What does it mean when you are ranked first in the country all season, lead the nation in goals and shots, have the Patty Kazmaier winner who rewrote the record books in net and you double-up your opponent in shots, but only manage to score a single goal in the Frozen Four while giving up three in the title game?
How do you “fix” that? What could you do differently, when a full season is undone in six periods? What can a coaching staff do to ensure it doesn’t happen again? How do you let go and move on from a game — or two games — that define your career, but defy explanation?
Badgers coach Mark Johnson talks about his affinity for winning the regular-season conference title versus the tournament crown as that regular season win shows a full body of work. It means being the best over a period of more than six months, as opposed to over the course of two weekends.
Holding on to the number one ranking from start to finish in a season is no easy feat and tells the tale of a lot of hard work and a little bit of luck. From first puck drop to that final weekend, Wisconsin was the top team in the country, and it really wasn’t close.

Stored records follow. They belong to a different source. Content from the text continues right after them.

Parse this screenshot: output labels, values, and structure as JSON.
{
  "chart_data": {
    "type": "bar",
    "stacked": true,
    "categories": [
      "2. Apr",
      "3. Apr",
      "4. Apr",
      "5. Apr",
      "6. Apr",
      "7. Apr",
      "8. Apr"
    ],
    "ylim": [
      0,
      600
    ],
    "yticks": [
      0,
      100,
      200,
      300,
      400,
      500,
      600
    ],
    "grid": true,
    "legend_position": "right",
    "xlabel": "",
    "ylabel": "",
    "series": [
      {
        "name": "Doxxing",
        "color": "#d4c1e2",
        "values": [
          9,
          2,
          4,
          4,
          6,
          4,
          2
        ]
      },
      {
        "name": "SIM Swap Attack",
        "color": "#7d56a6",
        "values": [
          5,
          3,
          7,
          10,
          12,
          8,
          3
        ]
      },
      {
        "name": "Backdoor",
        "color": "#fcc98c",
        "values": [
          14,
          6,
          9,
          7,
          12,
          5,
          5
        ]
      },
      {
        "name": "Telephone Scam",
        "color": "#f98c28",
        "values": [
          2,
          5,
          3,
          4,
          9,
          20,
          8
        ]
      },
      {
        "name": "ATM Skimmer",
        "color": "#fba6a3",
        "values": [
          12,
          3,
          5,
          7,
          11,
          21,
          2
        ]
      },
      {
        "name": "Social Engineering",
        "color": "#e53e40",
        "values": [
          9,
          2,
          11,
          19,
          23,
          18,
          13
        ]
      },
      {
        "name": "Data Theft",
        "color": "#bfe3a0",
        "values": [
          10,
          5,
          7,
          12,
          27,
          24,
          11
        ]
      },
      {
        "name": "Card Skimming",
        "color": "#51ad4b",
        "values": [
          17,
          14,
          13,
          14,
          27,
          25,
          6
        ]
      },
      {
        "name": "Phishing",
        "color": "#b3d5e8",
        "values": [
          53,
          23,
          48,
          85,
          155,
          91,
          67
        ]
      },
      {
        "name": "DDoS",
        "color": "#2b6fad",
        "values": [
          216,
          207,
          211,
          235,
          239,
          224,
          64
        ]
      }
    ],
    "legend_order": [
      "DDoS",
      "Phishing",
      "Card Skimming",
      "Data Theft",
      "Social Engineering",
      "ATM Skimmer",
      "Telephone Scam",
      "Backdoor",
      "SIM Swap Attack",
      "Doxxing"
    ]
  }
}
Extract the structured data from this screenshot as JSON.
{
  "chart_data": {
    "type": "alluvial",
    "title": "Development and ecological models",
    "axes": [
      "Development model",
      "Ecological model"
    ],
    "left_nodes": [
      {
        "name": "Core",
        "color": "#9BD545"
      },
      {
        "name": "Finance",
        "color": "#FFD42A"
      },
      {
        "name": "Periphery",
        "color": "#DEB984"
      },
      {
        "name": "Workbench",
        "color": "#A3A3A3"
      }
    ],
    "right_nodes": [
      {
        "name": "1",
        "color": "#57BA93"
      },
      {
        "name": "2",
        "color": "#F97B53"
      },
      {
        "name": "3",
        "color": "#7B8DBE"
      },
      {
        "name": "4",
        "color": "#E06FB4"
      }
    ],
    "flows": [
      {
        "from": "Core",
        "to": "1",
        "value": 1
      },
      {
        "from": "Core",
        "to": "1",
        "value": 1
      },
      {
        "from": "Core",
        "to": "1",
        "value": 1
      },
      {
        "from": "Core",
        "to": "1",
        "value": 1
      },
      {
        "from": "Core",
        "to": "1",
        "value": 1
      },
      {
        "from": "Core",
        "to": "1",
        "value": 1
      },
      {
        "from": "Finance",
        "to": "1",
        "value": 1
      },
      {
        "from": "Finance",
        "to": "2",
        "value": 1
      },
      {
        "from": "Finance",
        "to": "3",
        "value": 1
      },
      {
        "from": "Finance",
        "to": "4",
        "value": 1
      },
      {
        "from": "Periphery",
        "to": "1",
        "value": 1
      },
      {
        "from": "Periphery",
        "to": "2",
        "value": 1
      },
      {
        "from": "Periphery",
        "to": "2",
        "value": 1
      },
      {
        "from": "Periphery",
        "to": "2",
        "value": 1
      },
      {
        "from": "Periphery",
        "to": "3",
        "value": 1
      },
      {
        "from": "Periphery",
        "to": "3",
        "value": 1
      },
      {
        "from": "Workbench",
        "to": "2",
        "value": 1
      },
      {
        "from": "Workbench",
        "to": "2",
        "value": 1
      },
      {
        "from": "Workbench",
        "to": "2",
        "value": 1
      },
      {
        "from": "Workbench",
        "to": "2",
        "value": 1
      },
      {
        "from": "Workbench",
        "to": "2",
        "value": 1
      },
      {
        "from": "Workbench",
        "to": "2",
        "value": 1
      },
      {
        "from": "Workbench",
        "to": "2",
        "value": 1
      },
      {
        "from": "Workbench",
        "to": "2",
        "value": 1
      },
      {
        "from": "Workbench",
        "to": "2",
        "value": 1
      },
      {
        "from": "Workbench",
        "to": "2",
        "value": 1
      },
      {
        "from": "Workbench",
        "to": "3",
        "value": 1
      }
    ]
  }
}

Most weeks, no other team even received votes.
There were not signs of the impending doom in the closing weeks of the season. The Badgers ranked first in team offense, team defense, and penalty kill and were way back in fourth on the power play. They averaged four goals per game in the second half of the season and more than five goals per game in their five playoff games before getting to St. Charles, Missouri, for the Frozen Four. The team had a tendency to take a ton of shots, but on that weekend in March 2017, it was like they couldn’t come close to the net. There was a goal called back for interference. There were breakaways and odd-skater rushes. There were opportunities, but Wisconsin could not capitalize on them.
Not only that, but they gave up just 29 goals all year — an average of just 0.7 goals per game. They had never given up more than two goals in a game all season and had 18 shutouts, including in their 1-0 win over Boston College in the national semifinal. After having reached three straight Frozen Fours without advancing to a title game, this team took down Boston College with a minute to go and took a huge step forward. But it was not to be.
The Badgers fell to Clarkson, 3-0, in the 2017 National Championship game, and it’s something the players who were on the ice that day haven’t forgotten. There was the disappointment of losing, of course, but it was compounded by the manner in which it happened.
*number one in the nation 27 weeks in a row*
*outshoots the other team 48-18*
Badgers: loses national championship pic.twitter.com/zpDgkDphIn
— Jenny Ryan (@j_flow5) March 20, 2017
This year’s team hasn’t been quite as dominant as that 2016-17 squad, but that doesn’t mean the team doesn’t have high expectations for what they can — and should — accomplish. The 11 players on this team who stood on the ice while Clarkson celebrated two years ago are eager to face down some demons and get some redemption at the same time.
“Just watching (Clarkson) play this year and seeing those top players who are putting up a lot of points, you’re excited for that challenge,” said Wisconsin goalie Kristen Campbell after the team’s NCAA quarterfinal win. “I know that this team is more than ready to take on those players. I know that we can shut them down.”
Redshirt senior captain Annie Pankowski said the Badgers checked the outcome of the other quarterfinal games as soon as they got off the ice following their own win over Syracuse last Saturday.
“For the people that played in that 2017 game, it’s important,” said Pankowski said. “And we feel it. We looked at who won (Clarkson’s quarterfinal against Boston College) after the game, and everyone was like, ‘All right, let’s go. We’re ready for this.'”
This is Wisconsin’s sixth-straight Frozen Four appearance. The program’s last national title was 2011, which at this point may as well be a lifetime ago, since the current squad’s freshmen were in fourth grade when it happened. Pankowski is arguably the most recognizable and prolific Badger of her generation. Her stats put her on par with past Wisconsin greats Meaghan Duggan, Hilary Knight, and Brianna Decker. She’s a two-time Patty Kazmaier top-10 finalist and this year is a top-three finalist. She’s a finalist for the Hockey Humanitarian Award. In a few weeks, she’ll be playing with Team USA in the Women’s World Championships. However, the national title has eluded her and her teammates.
There’s a sense that the Badgers feel like this is their redemption arc. Slay the dragons of the past, win the title, cement their legacy. In order to bring it home, they’ll have to go through Clarkson and then, possibly, Minnesota — their biggest rival. As far as superhero stories go, it sounds pretty good. Reaching the top feels that much better when you have to step on your biggest nemesis to get there, but it all only makes for a good story if there’s a happily ever after.
We’ll find out this weekend if the Badgers are the heroes of their own story, or just secondary characters in another team’s fairy tale.